Unless otherwise termination terms stated in a separate agreement, these general terms and conditions of sales will continue until terminated in accordance with the following terms. Either Party may terminate these Terms immediately by written notice to the other if:
(i) the other is in material breach of these Terms and has failed (where the breach is capable of remedy) to remedy the breach within 30 days of receipt of a written request from the Party not in breach which sets out the breach, requests remedy and indicates that failure to remedy may result in termination of these Terms; or
(ii) the other becomes insolvent, files for bankruptcy, is the subject of a voluntary arrangement with its creditor, has a manager, administrator or administrative receiver appointed over all or any parts of its undertaking, assets or income, has passed a resolution for winding up, or has a petition presented to any court for its winding up or for an administrative order.
Expiration or termination of these Terms under any of the foregoing provisions shall not affect the amounts due and otherwise obligations in accordance with these Terms by either party that exist as of the date of expiration or termination. Notwithstanding termination or expiration of these Terms, terms of warranty, confidentiality, intellectual property shall survive any termination or expiration of these Terms.

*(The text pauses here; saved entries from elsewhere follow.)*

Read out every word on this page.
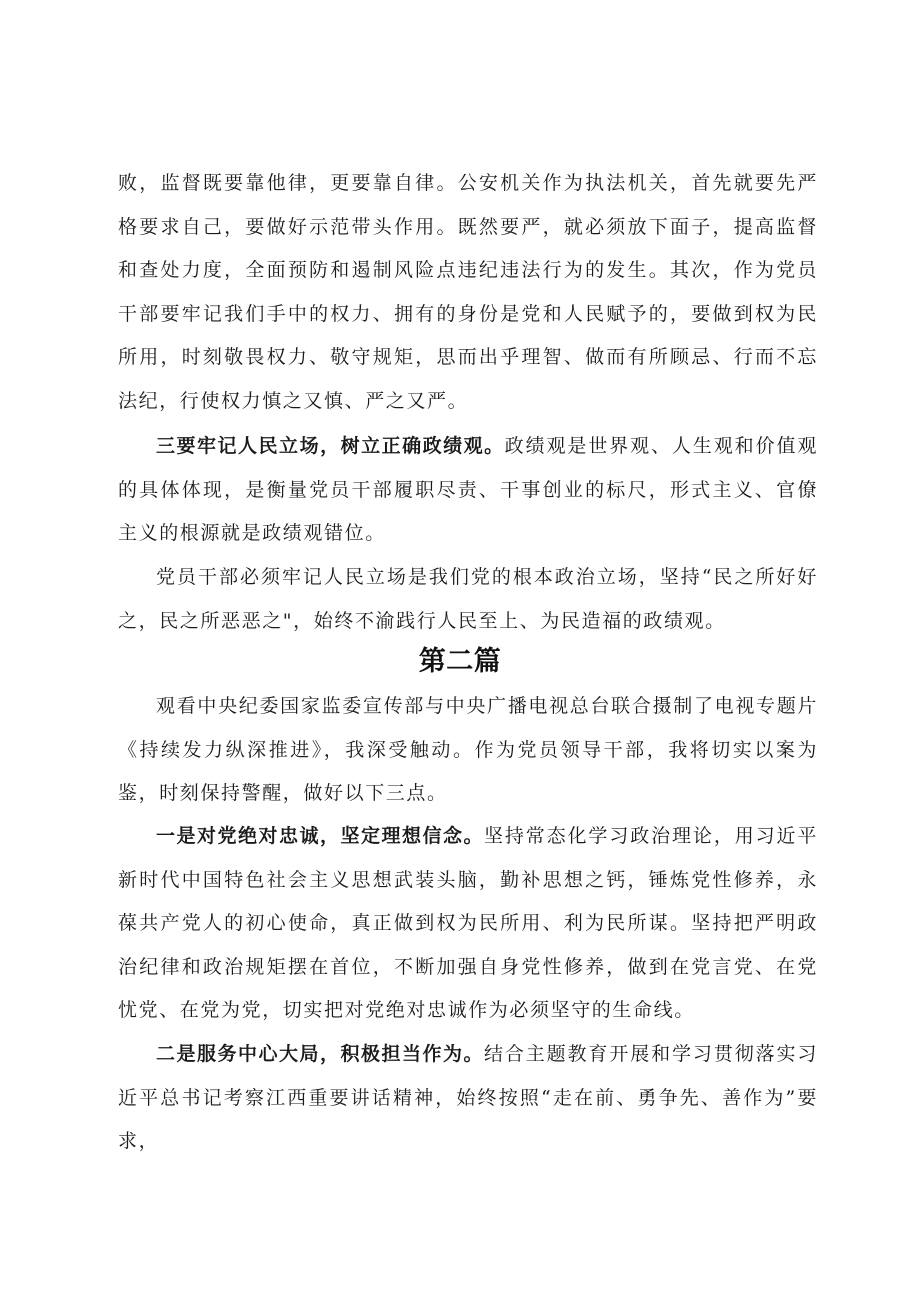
败，监督既要靠他律，更要靠自律。公安机关作为执法机关，首先就要先严格要求自己，要做好示范带头作用。既然要严，就必须放下面子，提高监督和查处力度，全面预防和遏制风险点违纪违法行为的发生。其次，作为党员干部要牢记我们手中的权力、拥有的身份是党和人民赋予的，要做到权为民所用，时刻敬畏权力、敬守规矩，思而出乎理智、做而有所顾忌、行而不忘法纪，行使权力慎之又慎、严之又严。

三要牢记人民立场，树立正确政绩观。政绩观是世界观、人生观和价值观的具体体现，是衡量党员干部履职尽责、干事创业的标尺，形式主义、官僚主义的根源就是政绩观错位。

党员干部必须牢记人民立场是我们党的根本政治立场，坚持“民之所好好之，民之所恶恶之"，始终不渝践行人民至上、为民造福的政绩观。

第二篇

观看中央纪委国家监委宣传部与中央广播电视总台联合摄制了电视专题片《持续发力纵深推进》，我深受触动。作为党员领导干部，我将切实以案为鉴，时刻保持警醒，做好以下三点。

一是对党绝对忠诚，坚定理想信念。坚持常态化学习政治理论，用习近平新时代中国特色社会主义思想武装头脑，勤补思想之钙，锤炼党性修养，永葆共产党人的初心使命，真正做到权为民所用、利为民所谋。坚持把严明政治纪律和政治规矩摆在首位，不断加强自身党性修养，做到在党言党、在党忧党、在党为党，切实把对党绝对忠诚作为必须坚守的生命线。

二是服务中心大局，积极担当作为。结合主题教育开展和学习贯彻落实习近平总书记考察江西重要讲话精神，始终按照“走在前、勇争先、善作为”要求，
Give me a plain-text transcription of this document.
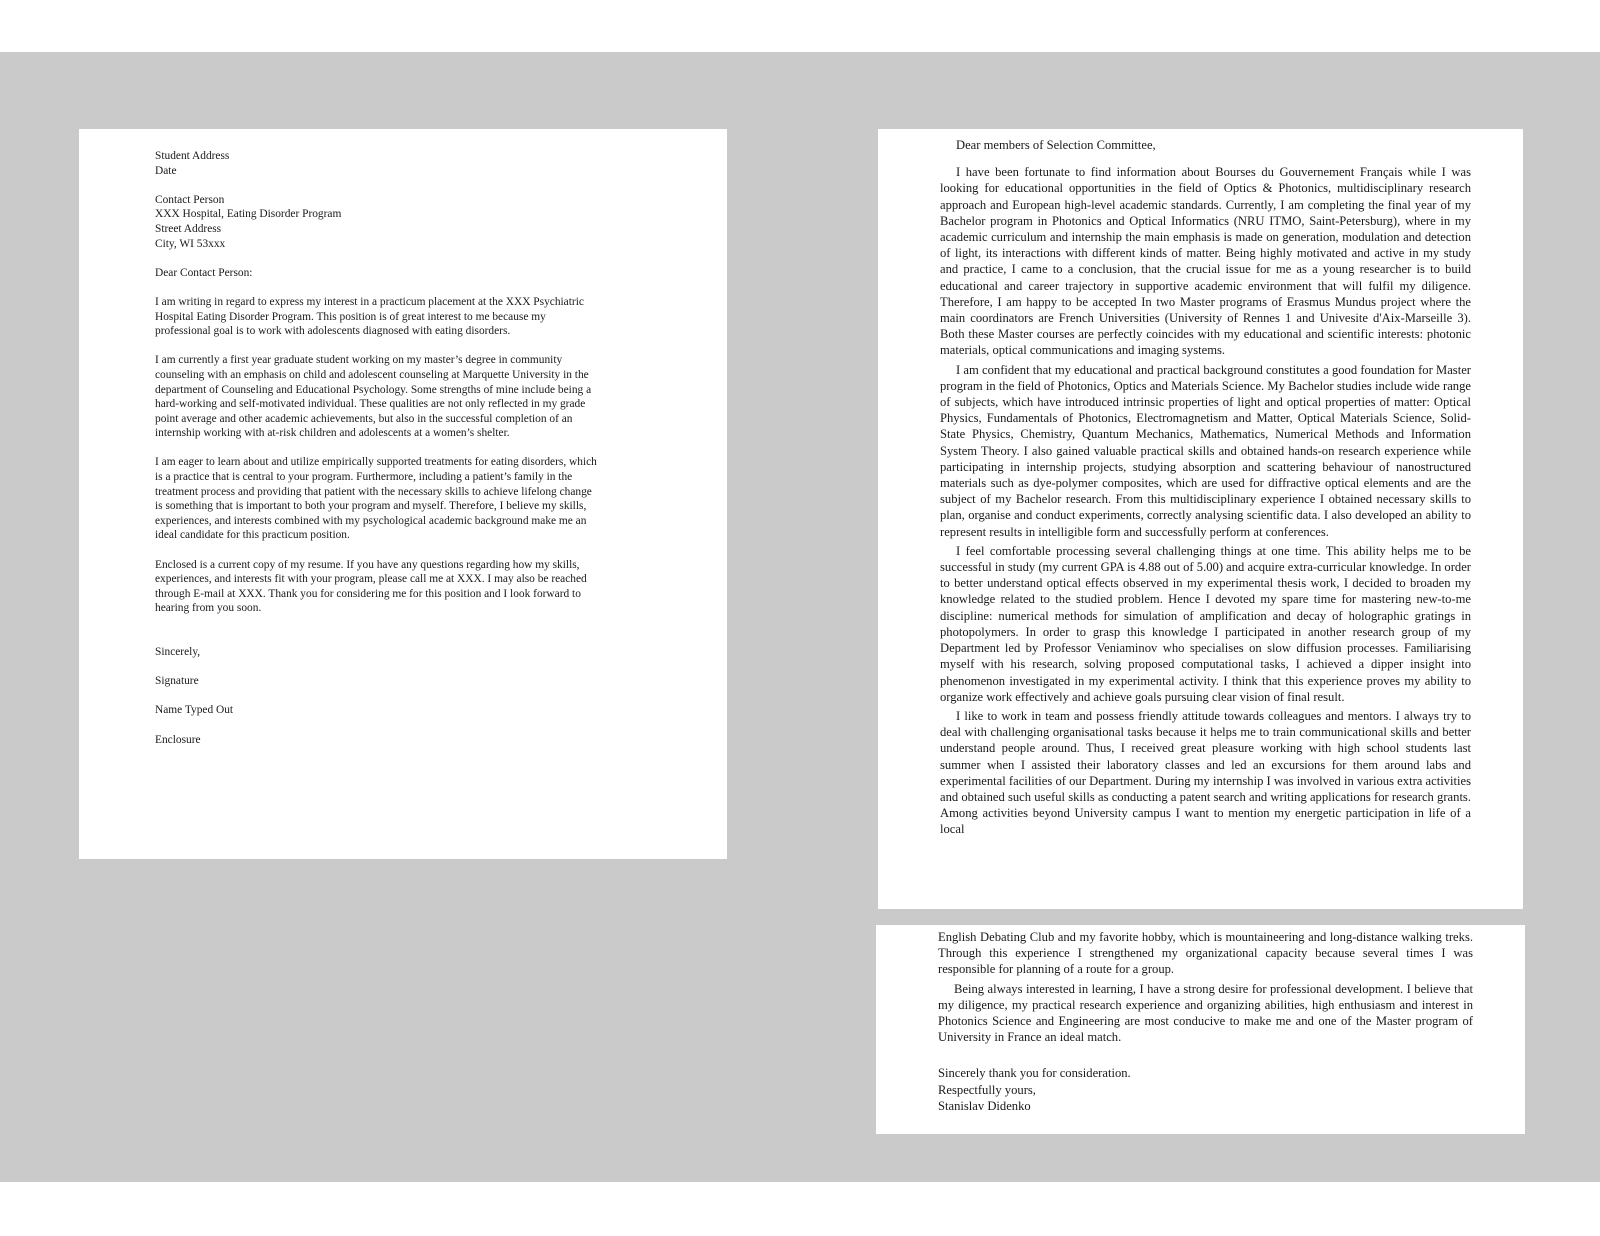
Student Address
Date
Contact Person
XXX Hospital, Eating Disorder Program
Street Address
City, WI 53xxx
Dear Contact Person:
I am writing in regard to express my interest in a practicum placement at the XXX Psychiatric
Hospital Eating Disorder Program. This position is of great interest to me because my
professional goal is to work with adolescents diagnosed with eating disorders.
I am currently a first year graduate student working on my master’s degree in community
counseling with an emphasis on child and adolescent counseling at Marquette University in the
department of Counseling and Educational Psychology. Some strengths of mine include being a
hard-working and self-motivated individual. These qualities are not only reflected in my grade
point average and other academic achievements, but also in the successful completion of an
internship working with at-risk children and adolescents at a women’s shelter.
I am eager to learn about and utilize empirically supported treatments for eating disorders, which
is a practice that is central to your program. Furthermore, including a patient’s family in the
treatment process and providing that patient with the necessary skills to achieve lifelong change
is something that is important to both your program and myself. Therefore, I believe my skills,
experiences, and interests combined with my psychological academic background make me an
ideal candidate for this practicum position.
Enclosed is a current copy of my resume. If you have any questions regarding how my skills,
experiences, and interests fit with your program, please call me at XXX. I may also be reached
through E-mail at XXX. Thank you for considering me for this position and I look forward to
hearing from you soon.
Sincerely,
Signature
Name Typed Out
Enclosure

Dear members of Selection Committee,

I have been fortunate to find information about Bourses du Gouvernement Français while I was looking for educational opportunities in the field of Optics & Photonics, multidisciplinary research approach and European high-level academic standards. Currently, I am completing the final year of my Bachelor program in Photonics and Optical Informatics (NRU ITMO, Saint-Petersburg), where in my academic curriculum and internship the main emphasis is made on generation, modulation and detection of light, its interactions with different kinds of matter. Being highly motivated and active in my study and practice, I came to a conclusion, that the crucial issue for me as a young researcher is to build educational and career trajectory in supportive academic environment that will fulfil my diligence. Therefore, I am happy to be accepted In two Master programs of Erasmus Mundus project where the main coordinators are French Universities (University of Rennes 1 and Univesite d'Aix-Marseille 3). Both these Master courses are perfectly coincides with my educational and scientific interests: photonic materials, optical communications and imaging systems.

I am confident that my educational and practical background constitutes a good foundation for Master program in the field of Photonics, Optics and Materials Science. My Bachelor studies include wide range of subjects, which have introduced intrinsic properties of light and optical properties of matter: Optical Physics, Fundamentals of Photonics, Electromagnetism and Matter, Optical Materials Science, Solid-State Physics, Chemistry, Quantum Mechanics, Mathematics, Numerical Methods and Information System Theory. I also gained valuable practical skills and obtained hands-on research experience while participating in internship projects, studying absorption and scattering behaviour of nanostructured materials such as dye-polymer composites, which are used for diffractive optical elements and are the subject of my Bachelor research. From this multidisciplinary experience I obtained necessary skills to plan, organise and conduct experiments, correctly analysing scientific data. I also developed an ability to represent results in intelligible form and successfully perform at conferences.

I feel comfortable processing several challenging things at one time. This ability helps me to be successful in study (my current GPA is 4.88 out of 5.00) and acquire extra-curricular knowledge. In order to better understand optical effects observed in my experimental thesis work, I decided to broaden my knowledge related to the studied problem. Hence I devoted my spare time for mastering new-to-me discipline: numerical methods for simulation of amplification and decay of holographic gratings in photopolymers. In order to grasp this knowledge I participated in another research group of my Department led by Professor Veniaminov who specialises on slow diffusion processes. Familiarising myself with his research, solving proposed computational tasks, I achieved a dipper insight into phenomenon investigated in my experimental activity. I think that this experience proves my ability to organize work effectively and achieve goals pursuing clear vision of final result.

I like to work in team and possess friendly attitude towards colleagues and mentors. I always try to deal with challenging organisational tasks because it helps me to train communicational skills and better understand people around. Thus, I received great pleasure working with high school students last summer when I assisted their laboratory classes and led an excursions for them around labs and experimental facilities of our Department. During my internship I was involved in various extra activities and obtained such useful skills as conducting a patent search and writing applications for research grants. Among activities beyond University campus I want to mention my energetic participation in life of a local

English Debating Club and my favorite hobby, which is mountaineering and long-distance walking treks. Through this experience I strengthened my organizational capacity because several times I was responsible for planning of a route for a group.

Being always interested in learning, I have a strong desire for professional development. I believe that my diligence, my practical research experience and organizing abilities, high enthusiasm and interest in Photonics Science and Engineering are most conducive to make me and one of the Master program of University in France an ideal match.

Sincerely thank you for consideration.
Respectfully yours,
Stanislav Didenko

12.4. Governing Law and Dispute Resolution
These Terms shall be governed by and construed in accordance with the laws of People’s Republic of China, except that body of laws controlling conflict of laws. Any dispute arising out of or in connection with these Terms, including any question regarding its existence, validity or termination, shall be referred to and finally resolved by China International Economic and Trade Arbitration Commission (CIETAC) in accordance with its arbitration rules in force at the time of application which Rules are deemed to be incorporated by reference into this clause. The number of arbitrators shall be Three (3), unless otherwise as may be agreed by both parties subsequently. The seat, place, of arbitration shall be in Shenzhen, China. The language to be used in the arbitral proceedings shall be English. The arbitral award is final and binding upon both Parties. The arbitration fees shall be borne by the losing party except otherwise awarded by the arbitral tribunal. To the fullest extent permitted by law, this arbitration proceeding and the arbitrator’s award shall be maintained in confidence by the parties so as to protect relevant valuable information or intellectual property rights. Notwithstanding any reference to arbitration, both Parties shall continue to perform their respective obligations under the Terms except for those matters under arbitration. Nothing Stated within this Clause shall be deemed as preventing a party to seek for injunction, protective order, interim measures and any other urgent relief whatsoever of their nature from court with competence jurisdiction.